Department of Biostatistics, School of Public Health, Yale University, New Haven, USA.
The Jackson School of Global Affairs, Yale University, New Haven, USA.
BMC Bioinformatics. 2023 Dec 17;24(1):482. doi: 10.1186/s12859-023-05597-2.
This paper presents novel datasets providing numerical representations of ICD-10-CM codes by generating description embeddings using a large language model followed by a dimension reduction via autoencoder. The embeddings serve as informative input features for machine learning models by capturing relationships among categories and preserving inherent context information. The model generating the data was validated in two ways. First, the dimension reduction was validated using an autoencoder, and secondly, a supervised model was created to estimate the ICD-10-CM hierarchical categories. Results show that the dimension of the data can be reduced to as few as 10 dimensions while maintaining the ability to reproduce the original embeddings, with the fidelity decreasing as the reduced-dimension representation decreases. Multiple compression levels are provided, allowing users to choose as per their requirements, download and use without any other setup. The readily available datasets of ICD-10-CM codes are anticipated to be highly valuable for researchers in biomedical informatics, enabling more advanced analyses in the field. This approach has the potential to significantly improve the utility of ICD-10-CM codes in the biomedical domain.

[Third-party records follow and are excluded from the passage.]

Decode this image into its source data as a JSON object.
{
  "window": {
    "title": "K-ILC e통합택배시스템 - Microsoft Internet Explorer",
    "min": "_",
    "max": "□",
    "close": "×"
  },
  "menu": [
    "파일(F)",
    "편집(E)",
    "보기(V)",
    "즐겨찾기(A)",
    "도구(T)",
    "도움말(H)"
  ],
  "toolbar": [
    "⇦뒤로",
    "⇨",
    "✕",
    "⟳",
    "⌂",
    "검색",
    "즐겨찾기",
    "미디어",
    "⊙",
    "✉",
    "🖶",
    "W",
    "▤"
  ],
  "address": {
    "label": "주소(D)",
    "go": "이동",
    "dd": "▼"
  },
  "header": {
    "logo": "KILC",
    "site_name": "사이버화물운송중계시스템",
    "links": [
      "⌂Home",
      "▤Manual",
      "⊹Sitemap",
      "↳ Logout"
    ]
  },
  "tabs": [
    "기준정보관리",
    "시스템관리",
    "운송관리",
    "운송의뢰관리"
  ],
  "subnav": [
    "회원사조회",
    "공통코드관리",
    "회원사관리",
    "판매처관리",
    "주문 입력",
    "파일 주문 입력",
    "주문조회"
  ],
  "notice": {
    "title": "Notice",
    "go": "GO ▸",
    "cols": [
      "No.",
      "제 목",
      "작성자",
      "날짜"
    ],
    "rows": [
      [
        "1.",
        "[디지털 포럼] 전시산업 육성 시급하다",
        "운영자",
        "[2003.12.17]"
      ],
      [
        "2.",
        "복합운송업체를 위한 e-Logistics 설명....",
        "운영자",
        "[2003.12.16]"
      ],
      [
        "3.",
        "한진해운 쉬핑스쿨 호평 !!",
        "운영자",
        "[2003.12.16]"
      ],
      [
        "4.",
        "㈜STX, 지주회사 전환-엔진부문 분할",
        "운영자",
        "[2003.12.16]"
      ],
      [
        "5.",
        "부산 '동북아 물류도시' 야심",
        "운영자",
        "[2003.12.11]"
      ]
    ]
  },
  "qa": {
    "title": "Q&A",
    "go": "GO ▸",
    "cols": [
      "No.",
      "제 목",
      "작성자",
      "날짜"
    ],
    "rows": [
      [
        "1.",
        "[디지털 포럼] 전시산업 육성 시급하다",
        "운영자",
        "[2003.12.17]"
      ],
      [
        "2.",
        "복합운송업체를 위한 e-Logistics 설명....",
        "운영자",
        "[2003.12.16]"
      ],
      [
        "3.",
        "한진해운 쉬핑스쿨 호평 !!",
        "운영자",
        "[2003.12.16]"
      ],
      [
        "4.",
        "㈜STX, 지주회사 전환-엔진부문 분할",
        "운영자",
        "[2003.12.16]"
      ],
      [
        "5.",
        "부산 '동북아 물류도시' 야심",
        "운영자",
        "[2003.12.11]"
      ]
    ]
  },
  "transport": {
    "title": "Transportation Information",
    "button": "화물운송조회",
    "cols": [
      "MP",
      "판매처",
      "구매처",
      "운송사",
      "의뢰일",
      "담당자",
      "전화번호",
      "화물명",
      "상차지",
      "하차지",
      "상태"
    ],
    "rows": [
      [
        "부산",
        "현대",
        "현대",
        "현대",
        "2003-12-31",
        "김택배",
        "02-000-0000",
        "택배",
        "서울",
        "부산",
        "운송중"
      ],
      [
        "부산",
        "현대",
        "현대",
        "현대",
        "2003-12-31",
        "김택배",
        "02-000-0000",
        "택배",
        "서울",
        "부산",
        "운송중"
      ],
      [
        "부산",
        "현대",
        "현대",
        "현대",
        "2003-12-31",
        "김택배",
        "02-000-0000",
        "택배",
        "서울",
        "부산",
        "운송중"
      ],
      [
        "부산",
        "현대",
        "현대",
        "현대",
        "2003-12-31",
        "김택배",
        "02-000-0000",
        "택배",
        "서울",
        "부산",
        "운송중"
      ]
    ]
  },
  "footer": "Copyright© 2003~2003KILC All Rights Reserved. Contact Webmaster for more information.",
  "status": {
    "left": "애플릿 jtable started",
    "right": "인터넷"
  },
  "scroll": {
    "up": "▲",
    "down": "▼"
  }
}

本文提出了新颖的数据集,通过使用大型语言模型生成 ICD-10-CM 代码的描述嵌入,并通过自动编码器进行降维,从而提供 ICD-10-CM 代码的数值表示。这些嵌入通过捕捉类别之间的关系并保留固有上下文信息,成为机器学习模型的有价值的输入特征。用于生成数据的模型通过两种方式进行了验证。首先,通过自动编码器验证了降维,其次,创建了一个监督模型来估计 ICD-10-CM 层次类别。结果表明,数据的维度可以减少到 10 维,同时保持重现原始嵌入的能力,随着降维表示的减少,保真度降低。提供了多个压缩级别,允许用户根据需要选择,无需其他设置即可下载和使用。预计这些易于获取的 ICD-10-CM 代码数据集对于生物医学信息学研究人员非常有价值,能够在该领域进行更先进的分析。这种方法有可能显著提高 ICD-10-CM 代码在生物医学领域的实用性。